1. Sport
  2. Saar-Sport

TV Bliesen: Rauschende Feier mit Wermutstropfen

Volleyball : Rauschende Feier mit Wermutstropfen

Die Volleyballer des TV Bliesen sind vorzeitig Meister der 3. Liga Süd. Trainer Sigmund verkündet Abschied am Saisonende.

Ein goldener Konfetti-Regen prasselte am Samstagabend um exakt 21.21 Uhr auf die Volleyballer des TV Bliesen nieder. Die lagen sich jubelnd in den Armen, während die 550 Zuschauer im bis auf den letzten Platz gefüllten St. Wendeler Sportzentrum dem neuen Meister der 3. Liga Süd mit stehenden Ovationen zujubelten.
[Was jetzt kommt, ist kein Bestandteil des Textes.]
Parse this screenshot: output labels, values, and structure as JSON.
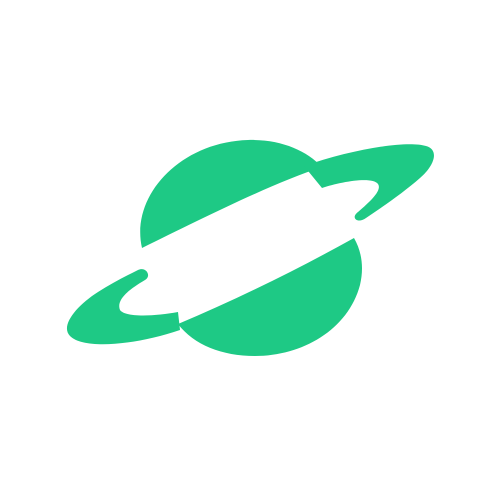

Die Bliesener hatten soeben durch einen klaren 3:0-Heimsieg (25:21, 25:14, 25:20) gegen die TG Rüsselsheim II die letzten theoretischen Zweifel am Titelgewinn beseitigt – und konnten nach dem 14. Sieg im 16. Saisonspiel ausgelassen den größten Erfolg der Vereinsgeschichte feiern. „Die Freude ist groß. Ich bin wahnsinnig stolz“, erklärte Spielertrainer Philipp Sigmund: „Egal, wer diese Saison gespielt hat, alle haben immer eine super Leistung gezeigt. Da kann man als Trainer nicht meckern.“

Während der Übungsleiter diese Worte sprach, wurde Bliesens sportlicher Leiter Gerd Rauch von den feiernden Akteuren mit mehreren Sektduschen versehen. Nass, aber glücklich meinte der 53-Jährige: „Es ist total geil, dass wir das jetzt geschafft haben.“ Der sportliche Leiter ergänzte: „Man muss ja auch sehen, wo wir herkommen und welche Entwicklung wir genommen haben – ohne finanzielle Risiken einzugehen.“ Vor rund 20 Jahren spielte der TV Bliesen noch in der Bezirksliga. Danach ging es in kleinen Schritten immer weiter nach oben.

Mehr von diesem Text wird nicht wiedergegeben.